エルヴェ・アタナーズのシスコンを侮ってはいけない
色葉充音
お兄様のシスコンを侮ってはいけない
うちのお兄様はシスコンである。それも、王女殿下との婚約を蹴るくらいのシスコンだ。
正しく言うなら、想い人がいる王女殿下を「応援」した結果その婚約話はなかったことになった、となるが、私は知っている。
お父様が持ってきた話を聞くなり表情を消して「お断りします」と答えたお兄様の姿を。あれは完全に怒っていた。
その三日後にはとても素敵な笑顔で、婚約の話はなくなったのだと教えてくれた。曰く、「俺には最愛のエステルっていう子がいるからね」だそうだ——この時、こっそり安堵の息を吐いたのは秘密である。
どれだけ
そんなお兄様に、私が婚約するなんて伝えられるわけがなかった。
お父様からこの話を聞いたのはおよそ三ヶ月前のこと。養子とはいえ、私もアタナーズ公爵家の娘だ。十五歳の今までそんな話がなかった方がおかしいだろう。
お相手はこの王国の第二王子シャルル・デュ・フェイエッテ殿下。物腰のやわらかい、三つ年上の黒髪と金色の瞳が綺麗な方で、お兄様とも交流があるそうだ。
風属性魔法〈最上級〉と剣術〈上級〉の資格を持っており、婚約者としてもパートナーとしても申し分ない相手だと思う。
お父様たちからは、この婚約について絶対にお兄様へ伝えてはいけないと言われていた。顔合わせだったり婚約式に向けた準備だったり、全てお兄様が不在の間にあったから、きっとお父様たちは本気なのだろう。
私の十六歳の誕生日にある婚約式まで残り三日。本当に、このまま何も言わずにいて良いのか?
……お兄様と離れるのは嫌だ。お兄様以外の人と生きるのは嫌だ。こんなことを考える理由は分からないし、直接の血のつながりはないとしても兄妹なのは変わらない。

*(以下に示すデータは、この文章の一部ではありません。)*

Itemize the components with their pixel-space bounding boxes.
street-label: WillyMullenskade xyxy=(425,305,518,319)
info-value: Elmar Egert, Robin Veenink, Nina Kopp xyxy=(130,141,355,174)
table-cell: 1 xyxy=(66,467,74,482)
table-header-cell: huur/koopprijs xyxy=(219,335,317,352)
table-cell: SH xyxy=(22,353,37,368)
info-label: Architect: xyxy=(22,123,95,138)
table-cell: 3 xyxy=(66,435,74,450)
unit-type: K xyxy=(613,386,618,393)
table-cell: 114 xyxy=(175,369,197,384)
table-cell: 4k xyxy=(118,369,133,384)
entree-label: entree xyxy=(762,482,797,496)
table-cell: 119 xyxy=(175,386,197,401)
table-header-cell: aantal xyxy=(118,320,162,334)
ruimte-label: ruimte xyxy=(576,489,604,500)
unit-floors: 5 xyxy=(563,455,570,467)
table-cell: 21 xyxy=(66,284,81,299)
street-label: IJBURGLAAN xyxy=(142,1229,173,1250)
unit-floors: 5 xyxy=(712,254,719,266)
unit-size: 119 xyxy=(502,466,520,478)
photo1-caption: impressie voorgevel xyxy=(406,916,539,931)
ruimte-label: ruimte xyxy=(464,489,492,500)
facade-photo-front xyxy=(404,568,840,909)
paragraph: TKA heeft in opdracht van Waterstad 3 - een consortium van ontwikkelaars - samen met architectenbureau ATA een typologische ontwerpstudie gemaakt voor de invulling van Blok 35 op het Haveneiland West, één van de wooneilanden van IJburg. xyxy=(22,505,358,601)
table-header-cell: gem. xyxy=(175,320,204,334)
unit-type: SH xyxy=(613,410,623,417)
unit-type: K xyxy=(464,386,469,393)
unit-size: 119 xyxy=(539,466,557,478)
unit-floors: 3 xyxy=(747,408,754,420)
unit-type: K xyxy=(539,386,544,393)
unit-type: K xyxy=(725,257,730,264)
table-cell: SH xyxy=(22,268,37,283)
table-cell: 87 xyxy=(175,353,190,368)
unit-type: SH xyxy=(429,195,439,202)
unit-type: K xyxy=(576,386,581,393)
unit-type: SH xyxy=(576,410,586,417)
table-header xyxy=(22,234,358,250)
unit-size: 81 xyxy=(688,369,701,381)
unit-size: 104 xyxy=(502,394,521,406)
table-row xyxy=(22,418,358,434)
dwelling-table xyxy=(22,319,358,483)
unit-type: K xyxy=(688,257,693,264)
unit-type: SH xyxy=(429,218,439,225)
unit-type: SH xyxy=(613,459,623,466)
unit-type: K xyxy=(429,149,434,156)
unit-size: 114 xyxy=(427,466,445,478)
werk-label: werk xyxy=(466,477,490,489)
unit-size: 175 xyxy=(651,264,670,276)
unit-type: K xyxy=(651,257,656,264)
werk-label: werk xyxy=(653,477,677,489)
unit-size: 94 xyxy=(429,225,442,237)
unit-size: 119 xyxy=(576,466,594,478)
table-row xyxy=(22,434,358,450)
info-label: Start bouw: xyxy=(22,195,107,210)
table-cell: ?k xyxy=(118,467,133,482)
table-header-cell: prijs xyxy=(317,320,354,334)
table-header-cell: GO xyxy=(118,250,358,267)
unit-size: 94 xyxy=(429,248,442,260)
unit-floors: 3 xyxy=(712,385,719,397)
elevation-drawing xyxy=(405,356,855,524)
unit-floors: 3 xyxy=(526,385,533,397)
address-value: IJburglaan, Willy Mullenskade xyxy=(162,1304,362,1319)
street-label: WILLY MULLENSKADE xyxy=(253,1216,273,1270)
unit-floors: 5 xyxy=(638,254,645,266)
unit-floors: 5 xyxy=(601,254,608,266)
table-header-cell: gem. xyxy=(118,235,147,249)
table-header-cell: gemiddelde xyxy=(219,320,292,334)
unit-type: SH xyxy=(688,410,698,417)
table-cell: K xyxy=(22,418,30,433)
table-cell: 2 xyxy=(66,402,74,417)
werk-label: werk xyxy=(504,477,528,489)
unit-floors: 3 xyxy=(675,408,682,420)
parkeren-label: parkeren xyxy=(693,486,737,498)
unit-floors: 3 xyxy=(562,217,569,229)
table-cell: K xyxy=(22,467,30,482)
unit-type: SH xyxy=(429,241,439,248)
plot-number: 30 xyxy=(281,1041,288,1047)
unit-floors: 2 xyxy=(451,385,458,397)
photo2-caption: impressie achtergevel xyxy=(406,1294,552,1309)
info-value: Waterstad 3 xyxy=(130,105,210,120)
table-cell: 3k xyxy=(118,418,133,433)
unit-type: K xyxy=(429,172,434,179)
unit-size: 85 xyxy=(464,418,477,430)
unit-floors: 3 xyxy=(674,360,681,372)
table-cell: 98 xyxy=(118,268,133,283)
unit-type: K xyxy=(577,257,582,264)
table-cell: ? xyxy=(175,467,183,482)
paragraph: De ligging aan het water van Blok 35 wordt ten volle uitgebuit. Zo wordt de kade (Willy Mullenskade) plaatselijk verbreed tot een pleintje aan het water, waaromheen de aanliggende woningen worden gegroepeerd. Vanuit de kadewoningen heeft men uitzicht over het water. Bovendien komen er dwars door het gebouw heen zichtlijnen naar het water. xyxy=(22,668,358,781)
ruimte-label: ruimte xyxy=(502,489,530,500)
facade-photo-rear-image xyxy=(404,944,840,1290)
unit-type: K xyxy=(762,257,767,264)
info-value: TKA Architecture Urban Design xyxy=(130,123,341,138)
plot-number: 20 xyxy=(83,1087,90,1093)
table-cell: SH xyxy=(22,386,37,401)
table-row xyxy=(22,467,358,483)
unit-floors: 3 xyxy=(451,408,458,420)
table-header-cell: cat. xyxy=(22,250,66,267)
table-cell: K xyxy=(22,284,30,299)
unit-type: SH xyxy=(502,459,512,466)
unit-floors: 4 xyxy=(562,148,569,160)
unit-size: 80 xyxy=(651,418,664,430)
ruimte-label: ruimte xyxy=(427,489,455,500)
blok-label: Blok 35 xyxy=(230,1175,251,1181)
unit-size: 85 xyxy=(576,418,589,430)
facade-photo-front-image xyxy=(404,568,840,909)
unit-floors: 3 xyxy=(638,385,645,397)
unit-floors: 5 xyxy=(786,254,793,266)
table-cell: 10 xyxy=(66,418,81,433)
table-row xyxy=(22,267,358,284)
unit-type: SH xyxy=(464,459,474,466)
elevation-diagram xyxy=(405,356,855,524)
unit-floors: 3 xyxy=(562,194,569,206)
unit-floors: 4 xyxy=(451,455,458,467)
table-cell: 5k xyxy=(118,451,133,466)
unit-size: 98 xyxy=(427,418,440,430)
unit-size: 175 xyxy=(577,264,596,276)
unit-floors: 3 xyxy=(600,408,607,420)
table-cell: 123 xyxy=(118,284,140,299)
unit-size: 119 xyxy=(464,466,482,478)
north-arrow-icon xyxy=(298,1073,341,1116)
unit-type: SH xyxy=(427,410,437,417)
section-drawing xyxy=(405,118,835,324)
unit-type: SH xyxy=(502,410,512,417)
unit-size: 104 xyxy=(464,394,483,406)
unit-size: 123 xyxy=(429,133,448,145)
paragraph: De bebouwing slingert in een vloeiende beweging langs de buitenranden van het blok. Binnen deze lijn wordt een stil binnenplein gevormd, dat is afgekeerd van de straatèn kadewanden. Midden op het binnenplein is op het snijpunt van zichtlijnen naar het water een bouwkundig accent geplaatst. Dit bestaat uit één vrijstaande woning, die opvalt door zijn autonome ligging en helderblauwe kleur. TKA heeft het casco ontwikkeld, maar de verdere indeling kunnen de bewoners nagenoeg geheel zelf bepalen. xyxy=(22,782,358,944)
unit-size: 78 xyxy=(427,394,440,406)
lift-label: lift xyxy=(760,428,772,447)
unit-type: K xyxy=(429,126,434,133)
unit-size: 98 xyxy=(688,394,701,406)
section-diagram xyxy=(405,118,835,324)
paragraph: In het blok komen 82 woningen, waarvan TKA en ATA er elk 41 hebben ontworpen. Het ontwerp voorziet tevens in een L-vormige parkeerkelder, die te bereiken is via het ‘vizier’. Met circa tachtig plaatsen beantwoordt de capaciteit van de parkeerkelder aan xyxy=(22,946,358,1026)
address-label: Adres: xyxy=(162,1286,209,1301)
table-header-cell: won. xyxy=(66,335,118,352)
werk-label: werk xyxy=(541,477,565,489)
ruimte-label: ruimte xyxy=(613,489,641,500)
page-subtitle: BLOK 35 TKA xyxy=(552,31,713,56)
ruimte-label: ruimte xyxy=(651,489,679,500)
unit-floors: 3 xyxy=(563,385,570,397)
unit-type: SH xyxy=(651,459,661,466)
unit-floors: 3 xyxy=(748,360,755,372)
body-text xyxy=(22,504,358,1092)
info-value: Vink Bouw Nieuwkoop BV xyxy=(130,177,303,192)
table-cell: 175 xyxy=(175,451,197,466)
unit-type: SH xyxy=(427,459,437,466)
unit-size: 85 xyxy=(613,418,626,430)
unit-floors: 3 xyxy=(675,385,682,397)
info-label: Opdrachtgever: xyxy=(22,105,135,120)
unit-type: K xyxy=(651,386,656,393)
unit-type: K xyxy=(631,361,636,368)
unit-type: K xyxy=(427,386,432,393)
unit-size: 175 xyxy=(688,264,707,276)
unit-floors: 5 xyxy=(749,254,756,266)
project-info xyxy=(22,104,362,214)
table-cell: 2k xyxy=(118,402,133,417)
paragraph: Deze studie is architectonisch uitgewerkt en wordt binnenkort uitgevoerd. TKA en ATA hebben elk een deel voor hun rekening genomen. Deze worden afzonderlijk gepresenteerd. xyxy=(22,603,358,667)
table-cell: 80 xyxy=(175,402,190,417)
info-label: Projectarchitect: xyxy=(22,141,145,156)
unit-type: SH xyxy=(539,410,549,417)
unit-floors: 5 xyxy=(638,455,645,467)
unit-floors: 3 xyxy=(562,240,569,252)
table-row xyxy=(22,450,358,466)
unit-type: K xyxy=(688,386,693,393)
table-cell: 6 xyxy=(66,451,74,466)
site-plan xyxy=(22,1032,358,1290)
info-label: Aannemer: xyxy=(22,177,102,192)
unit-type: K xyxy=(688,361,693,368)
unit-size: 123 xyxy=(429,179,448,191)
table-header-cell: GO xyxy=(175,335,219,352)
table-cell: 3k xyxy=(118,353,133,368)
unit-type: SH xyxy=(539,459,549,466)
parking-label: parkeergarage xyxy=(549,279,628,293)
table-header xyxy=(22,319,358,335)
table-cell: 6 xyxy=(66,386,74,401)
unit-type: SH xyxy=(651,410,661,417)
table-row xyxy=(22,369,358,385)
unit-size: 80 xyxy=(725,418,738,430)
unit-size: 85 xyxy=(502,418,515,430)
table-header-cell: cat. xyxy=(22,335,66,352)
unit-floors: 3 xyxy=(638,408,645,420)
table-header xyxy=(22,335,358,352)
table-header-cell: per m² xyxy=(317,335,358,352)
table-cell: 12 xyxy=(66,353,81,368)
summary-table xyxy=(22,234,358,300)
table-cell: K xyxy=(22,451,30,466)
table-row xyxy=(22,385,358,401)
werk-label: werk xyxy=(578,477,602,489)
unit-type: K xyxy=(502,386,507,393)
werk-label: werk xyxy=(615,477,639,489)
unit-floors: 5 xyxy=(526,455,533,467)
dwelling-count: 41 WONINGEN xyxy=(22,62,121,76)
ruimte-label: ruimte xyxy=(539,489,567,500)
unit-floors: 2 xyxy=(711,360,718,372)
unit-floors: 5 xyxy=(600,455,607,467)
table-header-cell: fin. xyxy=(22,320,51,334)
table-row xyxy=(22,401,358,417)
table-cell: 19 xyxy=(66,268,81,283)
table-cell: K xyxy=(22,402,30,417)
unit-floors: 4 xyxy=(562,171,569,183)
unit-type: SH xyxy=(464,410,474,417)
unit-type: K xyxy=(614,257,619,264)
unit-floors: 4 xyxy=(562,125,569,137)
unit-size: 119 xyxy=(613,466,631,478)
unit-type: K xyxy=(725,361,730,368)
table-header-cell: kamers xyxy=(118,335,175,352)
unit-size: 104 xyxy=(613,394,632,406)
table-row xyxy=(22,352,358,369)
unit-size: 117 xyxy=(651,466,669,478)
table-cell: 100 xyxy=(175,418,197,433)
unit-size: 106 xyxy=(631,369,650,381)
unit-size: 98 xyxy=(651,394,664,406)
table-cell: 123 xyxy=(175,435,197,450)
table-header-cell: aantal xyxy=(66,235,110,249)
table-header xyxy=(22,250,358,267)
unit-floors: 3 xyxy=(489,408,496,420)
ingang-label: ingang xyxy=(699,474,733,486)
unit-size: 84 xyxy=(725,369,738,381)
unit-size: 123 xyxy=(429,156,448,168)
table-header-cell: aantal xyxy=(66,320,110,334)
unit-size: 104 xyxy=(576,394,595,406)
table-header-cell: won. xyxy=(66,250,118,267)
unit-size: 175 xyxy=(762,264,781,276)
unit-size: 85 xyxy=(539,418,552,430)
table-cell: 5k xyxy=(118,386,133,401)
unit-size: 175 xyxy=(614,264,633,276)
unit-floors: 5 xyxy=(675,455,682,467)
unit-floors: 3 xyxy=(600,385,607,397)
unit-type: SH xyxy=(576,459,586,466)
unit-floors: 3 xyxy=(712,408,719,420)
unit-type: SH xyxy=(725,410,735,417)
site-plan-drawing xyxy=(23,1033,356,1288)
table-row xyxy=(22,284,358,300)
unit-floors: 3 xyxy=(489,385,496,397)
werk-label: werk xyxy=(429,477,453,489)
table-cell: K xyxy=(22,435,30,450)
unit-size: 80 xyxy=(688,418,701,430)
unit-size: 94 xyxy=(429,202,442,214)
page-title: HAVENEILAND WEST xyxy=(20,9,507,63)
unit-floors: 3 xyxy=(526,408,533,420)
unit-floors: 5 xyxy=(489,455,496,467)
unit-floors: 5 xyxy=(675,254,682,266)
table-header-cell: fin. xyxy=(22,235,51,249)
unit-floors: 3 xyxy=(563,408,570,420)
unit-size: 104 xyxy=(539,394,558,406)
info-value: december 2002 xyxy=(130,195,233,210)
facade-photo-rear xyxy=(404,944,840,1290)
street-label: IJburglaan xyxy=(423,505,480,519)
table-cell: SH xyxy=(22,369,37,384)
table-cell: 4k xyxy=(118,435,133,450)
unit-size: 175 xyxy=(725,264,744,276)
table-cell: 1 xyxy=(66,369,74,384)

だけど、私が抱いているこれもお兄様から向けられているものも、どちらも「兄妹」では説明がつかないものなのではないだろうか?
「お兄様」へ向けるには、この気持ちは角度が違う。
「——憂い顔も可愛いね、エステル? 何かあった?」
思わず肩を揺らして自分の部屋の入り口の方に視線を向けると、白金の長髪を緩く結び、マリンブルーの瞳を柔らかく細めたお兄様が立っていた。
「い、いつの間に来たのですか?」
ノックの音や足音は全く聞こえなかったはず。お兄様はゆったりとした足取りで近づいて、私のとなりに腰掛ける。ソファーのスプリングが小さくきしんだ。

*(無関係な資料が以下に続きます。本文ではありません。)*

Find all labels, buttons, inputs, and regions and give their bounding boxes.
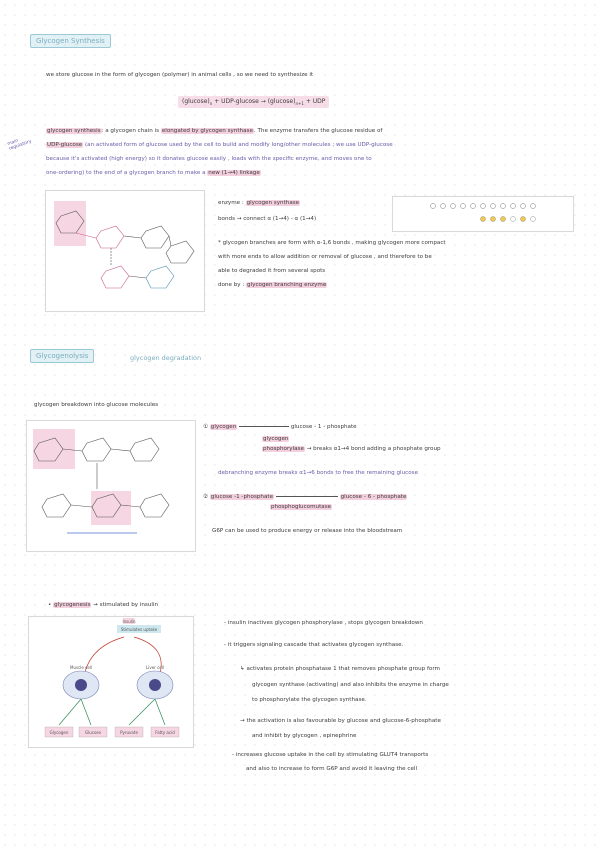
eq-plus: + UDP <box>303 98 326 105</box>
muscle-nucleus <box>75 679 87 691</box>
eq-lhs: (glucose) <box>182 98 210 105</box>
ring-b <box>82 438 111 461</box>
chain-unit <box>461 204 466 209</box>
section2-intro: glycogen breakdown into glucose molecules <box>34 402 159 408</box>
step1-number: ① <box>203 424 209 430</box>
liver-nucleus <box>149 679 161 691</box>
section1-title: Glycogen Synthesis <box>30 34 111 48</box>
term-glycogenesis: glycogenesis <box>54 602 91 608</box>
chain-unit <box>491 204 496 209</box>
text-fragment: → stimulated by insulin <box>91 602 159 608</box>
green-arrow-2 <box>81 699 91 725</box>
step2-arrow <box>276 496 338 497</box>
chain-diagram <box>393 197 573 231</box>
branch-line-4 <box>218 282 327 289</box>
chain-unit-new <box>521 217 526 222</box>
section1-intro: we store glucose in the form of glycogen (polymer) in animal cells , so we need to synthesize it <box>46 72 314 78</box>
chain-unit <box>511 217 516 222</box>
step1-arrow <box>239 426 289 427</box>
eq-sub-n1: n+1 <box>295 101 304 107</box>
bond-c <box>71 505 92 507</box>
synthesis-equation <box>178 96 329 108</box>
chain-unit <box>531 204 536 209</box>
fig3-top-box: Stimulates uptake <box>120 627 158 632</box>
enzyme-value: glycogen synthase <box>246 200 300 206</box>
ring-6 <box>166 241 194 263</box>
text-fragment: one-ordering) to the end of a glycogen branch to make a <box>46 170 206 176</box>
figure-glycogen-chain <box>392 196 574 232</box>
bond-2 <box>129 276 146 278</box>
bonds-label: bonds → connect <box>218 216 268 222</box>
synthesis-line-1 <box>46 128 382 135</box>
insulin-bullet-5b: and also to increase to form G6P and avoid it leaving the cell <box>246 766 418 772</box>
done-by-label: done by : <box>218 282 247 288</box>
insulin-bullet-4a: → the activation is also favourable by glucose and glucose-6-phosphate <box>240 718 441 724</box>
bond-b <box>111 449 130 451</box>
ring-5 <box>146 266 174 288</box>
chain-unit <box>521 204 526 209</box>
insulin-diagram <box>29 617 193 747</box>
highlight-g1p <box>91 491 131 525</box>
chain-unit <box>471 204 476 209</box>
highlight-glycogen <box>33 429 75 469</box>
branching-enzyme: glycogen branching enzyme <box>247 282 327 288</box>
text-fragment: : a glycogen chain is <box>101 128 160 134</box>
chain-unit <box>431 204 436 209</box>
branch-line-2: with more ends to allow addition or removal of glucose , and therefore to be <box>218 254 432 260</box>
chain-unit <box>451 204 456 209</box>
chain-unit <box>531 217 536 222</box>
insulin-bullet-2: - it triggers signaling cascade that activates glycogen synthase. <box>224 642 404 648</box>
fig3-bottom-3: Pyruvate <box>120 730 138 735</box>
step2-line <box>203 494 407 501</box>
term-elongated: elongated by glycogen synthase <box>161 128 253 134</box>
text-fragment: (an activated form of glucose used by the cell to build and modify long/other molecules ; we use UDP-glucose <box>83 142 393 148</box>
glucose-ring-diagram <box>46 191 204 311</box>
text-fragment: . The enzyme transfers the glucose residue of <box>253 128 383 134</box>
step1-enzyme-2 <box>262 446 441 453</box>
step2-enzyme-name: phosphoglucomutase <box>271 504 332 510</box>
ring-2 <box>96 226 124 248</box>
step1-enzyme-name: glycogen <box>263 436 289 442</box>
term-glycogen-synthesis: glycogen synthesis <box>47 128 101 134</box>
fig3-bottom-2: Glucose <box>85 730 101 735</box>
bond-1 <box>124 236 141 238</box>
chain-unit <box>441 204 446 209</box>
branch-line-1: * glycogen branches are form with α-1,6 bonds , making glycogen more compact <box>218 240 446 246</box>
enzyme-label: enzyme : <box>218 200 244 206</box>
term-new-linkage: new (1→4) linkage <box>208 170 260 176</box>
fig3-bottom-1: Glycogen <box>49 730 69 735</box>
figure-insulin <box>28 616 194 748</box>
step2-number: ② <box>203 494 209 500</box>
step2-g1p: glucose -1 -phosphate <box>210 494 274 500</box>
step1-product: glucose - 1 - phosphate <box>290 424 357 430</box>
eq-plus-udp: + UDP-glucose <box>212 98 259 105</box>
branch-line-3: able to degraded it from several spots <box>218 268 326 274</box>
section2-title: Glycogenolysis <box>30 349 94 363</box>
synthesis-line-3: because it's activated (high energy) so it donates glucose easily , loads with the specific enzyme, and moves one to <box>46 156 372 162</box>
ring-c <box>130 438 159 461</box>
eq-sub-n: n <box>209 101 213 107</box>
insulin-bullet-5a: - increases glucose uptake in the cell by stimulating GLUT4 transports <box>232 752 429 758</box>
insulin-bullet-1: - insulin inactives glycogen phosphorylase , stops glycogen breakdown <box>224 620 423 626</box>
figure-synthesis-structure <box>45 190 205 312</box>
term-udp-glucose: UDP-glucose <box>47 142 83 148</box>
green-arrow-4 <box>155 699 165 725</box>
chain-unit <box>501 204 506 209</box>
insulin-bullet-3b: glycogen synthase (activating) and also inhibits the enzyme in charge <box>252 682 449 688</box>
fig3-bottom-4: Fatty acid <box>155 730 175 735</box>
fig3-right-cell: Liver cell <box>146 665 164 670</box>
synthesis-line-2 <box>46 142 393 149</box>
section3-heading <box>48 602 158 609</box>
step1-enzyme-1 <box>262 436 289 443</box>
green-arrow-3 <box>129 699 155 725</box>
figure-breakdown <box>26 420 196 552</box>
section2-subtitle: glycogen degradation <box>130 354 202 362</box>
bond-3 <box>169 236 171 246</box>
g6p-line: G6P can be used to produce energy or release into the bloodstream <box>212 528 403 534</box>
side-note: main regulatory <box>6 138 33 152</box>
arrow-left <box>84 637 124 677</box>
fig3-top-label: Insulin <box>122 619 136 624</box>
chain-unit <box>481 204 486 209</box>
eq-arrow: → <box>258 98 268 105</box>
ring-3 <box>141 226 169 248</box>
synthesis-line-4 <box>46 170 261 177</box>
insulin-bullet-4b: and inhibit by glycogen , epinephrine <box>252 733 357 739</box>
chain-unit <box>511 204 516 209</box>
step1-line <box>203 424 357 431</box>
debranch-line: debranching enzyme breaks α1→6 bonds to free the remaining glucose <box>218 470 419 476</box>
insulin-bullet-3a: ↳ activates protein phosphatase 1 that removes phosphate group form <box>240 666 440 672</box>
bonds-line <box>218 216 316 223</box>
chain-unit-new <box>501 217 506 222</box>
step2-enzyme <box>270 504 332 511</box>
breakdown-diagram <box>27 421 195 551</box>
step2-g6p: glucose - 6 - phosphate <box>340 494 407 500</box>
ring-4 <box>101 266 129 288</box>
ring-d <box>42 494 71 517</box>
ring-f <box>140 494 169 517</box>
chain-unit-new <box>491 217 496 222</box>
step1-glycogen: glycogen <box>210 424 237 430</box>
eq-rhs: (glucose) <box>267 98 296 105</box>
green-arrow-1 <box>59 699 81 725</box>
enzyme-line <box>218 200 300 207</box>
fig3-left-cell: Muscle cell <box>70 665 92 670</box>
bullet: • <box>48 602 52 608</box>
step1-note: → breaks α1→4 bond adding a phosphate group <box>306 446 441 452</box>
bonds-value: α (1→4) - α (1→4) <box>267 216 317 222</box>
insulin-bullet-3c: to phosphorylate the glycogen synthase. <box>252 697 367 703</box>
step1-enzyme-name-2: phosphorylase <box>263 446 304 452</box>
highlight-udp <box>54 201 86 246</box>
chain-unit-new <box>481 217 486 222</box>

「ついさっきだよ。随分と考え事に集中していたみたいだね?」
「そう、ですね」
お兄様の目が見られない。今視線を合わせたら簡単にあふれてしまいそうだ。ふっと私は顔を逸らした。
「エステル」
子どもを窘めるようにして呼ばれる。
「……エステル」
仕方のない子だという風に呼ばれる。
「こちらを向いて」
そっと頬に触れてきた手は私のそれよりも一回りか二回りほど大きくて、とても優しいものだった。そんな風にされたら虚勢なんて簡単に崩れ落ちた。結局私は言われるがままお兄様と視線を合わせる。
「どうしたの、俺に話せないようなこと?」
全てを見透かされてしまいそうなマリンブルーに囚われた。
「……婚約、することになりました」
魔法でもかけられたように、ぽろりと出てきた言葉は止まることを知らない。
闇属性魔法〈伝説級〉の資格を持っているお兄様であれば実際に魔法を使うことは簡単だろう。だけど、それをすることはないはずだ。そこまでせずとも、こうして私はお兄様に話してしまうから。
「お相手は、第二王子シャルル・デュ・フェイエッテ殿下です」
半ば現実逃避をしていたせいかお兄様の「無反応」に気づくのが遅れた。
驚きの声もなく、問い詰めることもなく、ただただお兄様は——笑っていた。
「少し、王城に行って『お話』してくるね」
「お話」がお話で終わらないのは分かりきったことだろう。だけど、私にそれを止める資格はない。……止める気もないのかもしれない。
突然、視界を暖かい手におおわれる。ぞわりと魔力の動く気配がする。
「全て終わったら起こすから。それまで眠っていて」
影が体にまとわりつく。視界が、思考が、意識が闇に落ちていく。
「俺の——……。……————、——……」
魔法に沈む直前、お兄様が何か呟いたような気がした。